3Le cœur du livre concerne donc le mouvement démocratique à l’ère de la réforme, traité en deux parties avant et après Tian’anmen. Avant Tian’anmen surtout : la première partie (« le cercle vertueux de la démocratisation ») est beaucoup plus longue que la seconde (« le cercle vicieux de l’autoritarisme ») consacrée aux années récentes. Nul besoin d’expliquer ce déséquilibre par l’opposition entre une phase réputée conquérante (« cercle vertueux ») et une phase où l’on en rabat (« cercle vicieux »), car la leçon du livre, qui ne surprendra personne, c'est que vertueux ou vicieux, c’est la quadrature du cercle que de tenter de démocratiser ce régime, avant ou après 1989. Le déséquilibre rend tout simplement compte des faits : la première partie s’ouvre sur le mur de la démocratie (1978-79) et s’achève sur la crise du printemps 1989. Rien de comparable à ces deux épisodes au cours des quinze dernières années, d’autant plus que Béjà n’intègre pas, à juste titre, le Falungong dans son étude du mouvement démocratique (p. 247).
4Dès le début de la substantielle première partie, Béjà souligne deux points importants : 1) le manque de continuité et de progression d’un épisode à l’autre, du Mur de la démocratie à Tian’anmen, pas plus qu’auparavant des Cent Fleurs au Mur de la Démocratie (on pourrait remonter plus loin : des années 1930, puis de la Ligue démocratique aux Cent Fleurs) ; 2) c’est la lutte des factions au sommet du Parti qui permet au mécontentement populaire de s’exprimer. Une fois qu’il a tiré profit du mouvement démocratique, Deng Xiaoping se garde de le laisser aller trop loin, car pour lui comme pour les autres vétérans, « la démocratie ne peut conduire qu’au mieux au chaos, au pire à la guerre civile » (p. 80).

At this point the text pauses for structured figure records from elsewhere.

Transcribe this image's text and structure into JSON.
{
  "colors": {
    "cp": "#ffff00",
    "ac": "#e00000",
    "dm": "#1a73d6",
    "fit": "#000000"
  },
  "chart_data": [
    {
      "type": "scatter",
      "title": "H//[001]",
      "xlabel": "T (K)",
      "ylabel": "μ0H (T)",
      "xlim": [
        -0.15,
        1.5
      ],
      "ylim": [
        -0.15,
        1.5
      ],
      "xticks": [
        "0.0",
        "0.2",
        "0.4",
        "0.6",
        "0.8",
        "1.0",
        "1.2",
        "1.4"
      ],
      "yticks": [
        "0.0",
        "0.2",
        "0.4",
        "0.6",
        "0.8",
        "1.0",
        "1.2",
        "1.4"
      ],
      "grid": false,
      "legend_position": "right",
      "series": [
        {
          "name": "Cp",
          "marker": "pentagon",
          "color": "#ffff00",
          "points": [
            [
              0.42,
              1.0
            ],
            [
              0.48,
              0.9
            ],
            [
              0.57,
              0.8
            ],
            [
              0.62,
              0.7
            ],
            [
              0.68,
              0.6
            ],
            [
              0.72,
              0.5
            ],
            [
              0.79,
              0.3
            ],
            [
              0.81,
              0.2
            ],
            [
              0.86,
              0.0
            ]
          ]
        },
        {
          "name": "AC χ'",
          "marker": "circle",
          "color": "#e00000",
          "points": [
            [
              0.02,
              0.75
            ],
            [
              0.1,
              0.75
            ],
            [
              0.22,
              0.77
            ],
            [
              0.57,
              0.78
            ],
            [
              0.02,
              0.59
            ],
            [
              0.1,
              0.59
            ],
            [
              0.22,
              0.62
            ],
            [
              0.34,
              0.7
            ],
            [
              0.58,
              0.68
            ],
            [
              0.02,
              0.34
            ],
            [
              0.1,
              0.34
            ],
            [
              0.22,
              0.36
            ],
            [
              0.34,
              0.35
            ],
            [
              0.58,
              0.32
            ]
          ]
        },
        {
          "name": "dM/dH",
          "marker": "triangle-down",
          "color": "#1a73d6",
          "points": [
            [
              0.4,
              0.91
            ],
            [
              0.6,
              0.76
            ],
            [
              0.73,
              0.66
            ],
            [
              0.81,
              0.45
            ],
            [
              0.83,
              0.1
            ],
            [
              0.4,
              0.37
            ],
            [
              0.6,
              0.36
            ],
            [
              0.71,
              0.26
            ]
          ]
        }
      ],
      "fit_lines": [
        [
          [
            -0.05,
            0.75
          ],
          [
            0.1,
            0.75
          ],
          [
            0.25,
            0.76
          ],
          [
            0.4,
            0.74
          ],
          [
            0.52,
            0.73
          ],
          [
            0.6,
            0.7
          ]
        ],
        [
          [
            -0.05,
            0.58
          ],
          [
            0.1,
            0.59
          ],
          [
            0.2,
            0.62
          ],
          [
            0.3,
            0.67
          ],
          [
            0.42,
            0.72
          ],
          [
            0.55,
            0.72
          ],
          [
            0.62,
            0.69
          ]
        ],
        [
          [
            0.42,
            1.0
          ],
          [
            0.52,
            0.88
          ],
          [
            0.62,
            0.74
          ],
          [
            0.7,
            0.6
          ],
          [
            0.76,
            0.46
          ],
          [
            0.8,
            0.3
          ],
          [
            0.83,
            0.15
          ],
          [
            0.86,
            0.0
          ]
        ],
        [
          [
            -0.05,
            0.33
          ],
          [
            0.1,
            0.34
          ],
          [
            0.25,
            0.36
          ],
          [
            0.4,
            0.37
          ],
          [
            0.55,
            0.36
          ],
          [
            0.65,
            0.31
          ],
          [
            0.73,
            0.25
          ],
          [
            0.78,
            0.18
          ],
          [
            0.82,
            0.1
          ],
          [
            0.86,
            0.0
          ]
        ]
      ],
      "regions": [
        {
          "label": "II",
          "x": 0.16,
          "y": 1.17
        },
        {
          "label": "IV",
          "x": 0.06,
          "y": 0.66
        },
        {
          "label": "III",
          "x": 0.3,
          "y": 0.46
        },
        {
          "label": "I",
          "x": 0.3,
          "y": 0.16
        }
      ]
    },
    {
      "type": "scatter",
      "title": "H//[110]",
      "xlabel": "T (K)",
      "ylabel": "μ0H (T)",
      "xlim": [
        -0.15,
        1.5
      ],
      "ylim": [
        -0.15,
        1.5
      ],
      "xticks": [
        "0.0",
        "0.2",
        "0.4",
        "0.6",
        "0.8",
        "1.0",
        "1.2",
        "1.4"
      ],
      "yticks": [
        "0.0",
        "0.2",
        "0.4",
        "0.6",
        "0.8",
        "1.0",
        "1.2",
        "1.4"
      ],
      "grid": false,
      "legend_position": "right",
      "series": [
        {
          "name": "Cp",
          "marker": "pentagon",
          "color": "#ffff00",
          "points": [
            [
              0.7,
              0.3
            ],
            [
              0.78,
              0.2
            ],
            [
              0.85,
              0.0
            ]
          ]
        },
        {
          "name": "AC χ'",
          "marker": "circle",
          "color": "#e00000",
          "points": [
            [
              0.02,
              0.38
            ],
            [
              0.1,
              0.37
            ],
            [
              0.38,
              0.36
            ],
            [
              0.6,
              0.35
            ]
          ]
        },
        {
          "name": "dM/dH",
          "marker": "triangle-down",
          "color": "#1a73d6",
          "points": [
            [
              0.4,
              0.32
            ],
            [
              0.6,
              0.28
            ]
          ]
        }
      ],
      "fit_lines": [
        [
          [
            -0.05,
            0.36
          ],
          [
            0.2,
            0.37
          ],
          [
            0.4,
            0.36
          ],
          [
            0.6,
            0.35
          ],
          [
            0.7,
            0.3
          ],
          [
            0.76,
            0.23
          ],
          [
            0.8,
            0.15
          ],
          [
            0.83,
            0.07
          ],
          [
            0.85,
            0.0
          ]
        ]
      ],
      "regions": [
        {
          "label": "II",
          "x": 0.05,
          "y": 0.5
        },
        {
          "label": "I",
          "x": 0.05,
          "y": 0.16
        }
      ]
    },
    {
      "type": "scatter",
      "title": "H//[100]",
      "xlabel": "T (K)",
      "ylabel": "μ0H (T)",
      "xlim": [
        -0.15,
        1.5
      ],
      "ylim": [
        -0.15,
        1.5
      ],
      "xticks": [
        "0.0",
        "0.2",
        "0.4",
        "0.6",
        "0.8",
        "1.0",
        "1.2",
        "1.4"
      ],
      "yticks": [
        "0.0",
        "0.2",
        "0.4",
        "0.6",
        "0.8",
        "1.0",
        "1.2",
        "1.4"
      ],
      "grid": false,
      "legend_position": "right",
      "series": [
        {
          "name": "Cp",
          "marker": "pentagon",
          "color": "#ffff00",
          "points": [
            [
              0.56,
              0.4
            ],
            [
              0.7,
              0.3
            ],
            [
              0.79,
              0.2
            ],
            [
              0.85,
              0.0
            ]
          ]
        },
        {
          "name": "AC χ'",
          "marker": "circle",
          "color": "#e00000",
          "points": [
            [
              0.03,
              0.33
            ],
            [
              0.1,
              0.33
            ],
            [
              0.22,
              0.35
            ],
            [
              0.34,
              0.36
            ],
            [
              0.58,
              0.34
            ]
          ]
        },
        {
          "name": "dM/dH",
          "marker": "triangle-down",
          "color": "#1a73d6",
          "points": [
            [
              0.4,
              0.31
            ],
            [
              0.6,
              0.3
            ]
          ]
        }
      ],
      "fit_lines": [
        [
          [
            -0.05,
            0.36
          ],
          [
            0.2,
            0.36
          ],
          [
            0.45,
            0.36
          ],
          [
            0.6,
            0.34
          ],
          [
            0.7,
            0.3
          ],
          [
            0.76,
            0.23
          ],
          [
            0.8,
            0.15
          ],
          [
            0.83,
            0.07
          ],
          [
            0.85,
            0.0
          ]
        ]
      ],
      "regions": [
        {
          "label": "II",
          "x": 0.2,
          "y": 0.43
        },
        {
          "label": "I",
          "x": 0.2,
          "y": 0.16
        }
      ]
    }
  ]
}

5La ligne de démarcation tracée d’emblée, on peut suivre à loisir (chap. 4) des développements bien venus sur les salons, les centres de recherche autonomes et les publications, elles aussi autonomes, publiées dans les années 1980 sans nourrir trop d’illusions sur l’issue. Le récit, qui se fait plus détaillé sur les deux années qui ont précédé Tiananmen (de la chute à la mort de Hu Yaobang), empiète par moments (chap. 6) sur l’histoire politique et les conflits au sommet du Parti. Même excursion (chap. 8) au royaume de la prise de décision pendant la crise de Tiananmen, mais cette fois tout à fait bienvenue : grâce aux Archives de Tiananmen dont il a présenté l’édition française1, Béjà confirme que le bureau politique et même son comité permanent ont joué un rôle mineur pendant la crise, les décisions les plus importantes étant prises chez Deng et par Deng, après consultation de certains membres du comité permanent et – plus important – certains des Huit Anciens (ou « Immortels »). Aucune institutionnalisation du régime donc, qui ne respecte pas (Mao avait donné l’exemple) les normes qu’il s’est lui-même fixées : une décennie de réformes et d’ouverture n’a pas modifié les pratiques de la direction (p. 175). La légitimité de Deng était d’ordre exclusivement charismatique, signe, remarque Béjà (p. 177), de l’archaïsme du système politique 2.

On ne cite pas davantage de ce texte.